Then, to compute the relative displacements and rotations of each row in each respective reference system the following equation is used:

$${\left\{\begin{array}{c}{{\zeta }_x}_L\\ {{\zeta }_y}_L\\ {{\zeta }_z}_L\\ {{\varphi }_y}_L\\ {{\varphi }_z}_L\end{array}\right\}}_{SL}={ \left\{\begin{array}{c}{x_L}_i\\ {y_L}_i\\ {z_L}_i\\ {{{\phi }_y}_L}_i\\ {{{\phi }_z}_L}_i\end{array}\right\}}_{SF}-{\left\{\begin{array}{c}{x_L}_o\\ {y_L}_o\\ {z_L}_o\\ {{{\phi }_y}_L}_o\\ {{{\phi }_z}_L}_o\end{array}\right\}}_{SF},{\hspace{1em}\left\{\begin{array}{c}{{\zeta }_x}_R\\ {{\zeta }_y}_R\\ {{\zeta }_z}_R\\ {{\varphi }_y}_R\\ {{\varphi }_z}_R\end{array}\right\}}_{SR}={\left\{\begin{array}{c}-{x_R}_i\\ {y_R}_i\\ -{z_R}_i\\ {{{\phi }_y}_R}_i\\ -{{{\phi }_z}_R}_i\end{array}\right\}}_{SF}-{ \left\{\begin{array}{c}{{-x}_R}_o\\ {y_R}_o\\ {{-z}_R}_o\\ {{{\phi }_y}_R}_o\\ {{{-\phi }_z}_R}_o\end{array}\right\}}_{SF},$$

(17)

which values are introduced to the single-row bearing model defined in Section 2.1 to obtain the reaction forces:

$$\left\{\begin{array}{c}F{x}_L\\ F{y}_L\\ F{z}_L\\ T{y}_L\\ T{z}_L\end{array}\right\}=f_{one row model}{\left({{\zeta }_x}_L,{{\zeta }_y}_L,{{\zeta }_z}_L,{{\varphi }_y}_L,{{\varphi }_z}_L\right)}_{SL}; \left\{\begin{array}{c}F{x}_R\\ F{y}_R\\ F{z}_R\\ T{y}_R\\ T{z}_R\end{array}\right\}=f_{one row model}{\left({{\zeta }_x}_R,{{\zeta }_y}_R,{{\zeta }_z}_R,{{\varphi }_y}_R,{{\varphi }_z}_R\right)}_{SR}.$$

(18)

With this model, as appreciated in previous Equation (18), the reactions on each row are calculated. After, those reactions, which are in each row respective reference systems are computed into the duplex center with the formula:

$${\left\{\begin{array}{c}F{x}_D\\ F{y}_D\\ F{z}_D\\ T{y}_D\\ T{z}_D\end{array}\right\}}_{SF}=\left\{\begin{array}{c}F{x}_L-F{x}_R\\ F{y}_L+F{y}_R\\ F{z}_L-F{z}_R\\ T{y}_L+T{y}_R-F{z}_L·\left({x_L}_i-{x_c}_i\right)+F{x}_L·\left({z_L}_i-{z_c}_i\right)+F{z}_R·\left({x_R}_i-{x_c}_i\right)-F{x}_R·\left({z_R}_i-{z_c}_i\right)\\ T{z}_L-T{z}_R+F{y}_L·\left({x_L}_i-{x_c}_i\right)-F{x}_L·\left({y_L}_i-{y_c}_i\right)+F{y}_R·\left({x_R}_i-{x_c}_i\right)+F{x}_R·\left({y_R}_i-{y_c}_i\right)\end{array}\right\},$$

(19)

obtaining the forces acting the output ring of the duplex.

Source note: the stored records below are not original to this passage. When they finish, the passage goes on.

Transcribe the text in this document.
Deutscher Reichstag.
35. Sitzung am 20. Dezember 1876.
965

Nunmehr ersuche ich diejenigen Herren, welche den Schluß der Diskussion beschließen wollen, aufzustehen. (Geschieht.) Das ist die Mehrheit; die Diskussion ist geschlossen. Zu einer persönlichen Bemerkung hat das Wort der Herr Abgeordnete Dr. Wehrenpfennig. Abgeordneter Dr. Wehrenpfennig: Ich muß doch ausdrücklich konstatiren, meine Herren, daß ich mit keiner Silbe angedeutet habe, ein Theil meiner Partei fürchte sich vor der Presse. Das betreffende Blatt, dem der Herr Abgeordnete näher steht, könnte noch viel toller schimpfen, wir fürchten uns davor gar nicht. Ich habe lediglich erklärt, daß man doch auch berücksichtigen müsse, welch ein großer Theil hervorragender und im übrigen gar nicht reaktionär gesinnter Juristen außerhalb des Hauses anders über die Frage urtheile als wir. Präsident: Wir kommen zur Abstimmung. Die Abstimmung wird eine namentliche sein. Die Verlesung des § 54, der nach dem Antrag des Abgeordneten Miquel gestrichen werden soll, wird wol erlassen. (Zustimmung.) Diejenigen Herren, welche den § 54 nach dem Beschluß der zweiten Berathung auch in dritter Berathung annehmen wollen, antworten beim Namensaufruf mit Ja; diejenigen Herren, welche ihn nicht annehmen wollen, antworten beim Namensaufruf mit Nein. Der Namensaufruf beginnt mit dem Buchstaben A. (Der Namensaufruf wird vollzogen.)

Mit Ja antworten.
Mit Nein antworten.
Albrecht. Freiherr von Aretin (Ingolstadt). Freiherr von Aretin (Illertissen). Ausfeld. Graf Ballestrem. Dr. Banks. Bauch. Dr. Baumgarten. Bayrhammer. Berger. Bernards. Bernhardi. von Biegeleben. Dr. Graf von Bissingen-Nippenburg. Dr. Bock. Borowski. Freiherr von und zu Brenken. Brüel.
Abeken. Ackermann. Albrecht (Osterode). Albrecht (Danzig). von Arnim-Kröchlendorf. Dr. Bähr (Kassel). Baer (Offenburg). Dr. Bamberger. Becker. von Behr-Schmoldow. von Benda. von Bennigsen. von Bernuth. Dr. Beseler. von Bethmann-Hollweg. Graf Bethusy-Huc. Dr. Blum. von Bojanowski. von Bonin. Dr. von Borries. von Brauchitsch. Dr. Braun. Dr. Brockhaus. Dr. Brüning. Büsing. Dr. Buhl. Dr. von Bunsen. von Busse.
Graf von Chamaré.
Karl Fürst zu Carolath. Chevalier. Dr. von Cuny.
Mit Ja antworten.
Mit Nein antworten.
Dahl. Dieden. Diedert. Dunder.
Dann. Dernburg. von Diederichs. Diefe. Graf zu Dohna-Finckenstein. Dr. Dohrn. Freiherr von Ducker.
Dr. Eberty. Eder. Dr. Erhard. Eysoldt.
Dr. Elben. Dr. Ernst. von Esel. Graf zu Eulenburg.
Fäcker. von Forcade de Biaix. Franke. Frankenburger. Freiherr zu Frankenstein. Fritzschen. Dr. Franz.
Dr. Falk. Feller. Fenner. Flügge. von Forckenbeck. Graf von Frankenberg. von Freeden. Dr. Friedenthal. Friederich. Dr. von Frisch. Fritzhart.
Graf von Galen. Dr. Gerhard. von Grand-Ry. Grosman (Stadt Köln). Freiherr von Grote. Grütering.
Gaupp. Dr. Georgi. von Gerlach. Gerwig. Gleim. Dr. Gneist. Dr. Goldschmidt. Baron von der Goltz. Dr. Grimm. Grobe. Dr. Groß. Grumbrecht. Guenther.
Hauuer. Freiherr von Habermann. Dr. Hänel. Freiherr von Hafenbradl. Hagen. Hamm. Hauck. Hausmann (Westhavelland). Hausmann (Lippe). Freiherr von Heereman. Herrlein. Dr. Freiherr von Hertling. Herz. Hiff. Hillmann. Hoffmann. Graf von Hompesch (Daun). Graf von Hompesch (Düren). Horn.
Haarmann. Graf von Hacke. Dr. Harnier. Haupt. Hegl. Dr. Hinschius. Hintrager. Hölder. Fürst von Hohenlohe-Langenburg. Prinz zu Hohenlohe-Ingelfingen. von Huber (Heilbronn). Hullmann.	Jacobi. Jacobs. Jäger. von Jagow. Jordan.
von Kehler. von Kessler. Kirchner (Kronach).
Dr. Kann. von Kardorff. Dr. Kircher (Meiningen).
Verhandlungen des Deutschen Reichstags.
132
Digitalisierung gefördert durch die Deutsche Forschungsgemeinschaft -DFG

The preload is a key factor in the model, as it directly influences the stiffness, stresses and response of the system to dynamic excitations. To account for this effect, an initial positive displacement ζ_preload is applied to the inner rings of each row within their respective reference systems, as noted in Equation (16). As the duplex configuration depicted in Figure 1 follows back-to-back arrangement, the preload involves an initial positive displacement for the inner ring left node and a negative displacement for the inner ring right node in the SF reference frame.

For the duplex bearing described later in Section 5, Figure 2 presents the stiffness for axial, radial and bending loads. These graphs highlight the nonlinear characteristics of the bearing, which significantly affect the dynamic response of the system. Two types of stiffnesses are defined in the graphs. The finite stiffness is determined as the derivative of the force with respect to the displacement, capturing local variations in stiffness. The linearized stiffness is calculated as the load divided by the corresponding displacement, which presents a smaller variation and is the conventional parameter used in finite element (FE) models to represent bearing behaviour.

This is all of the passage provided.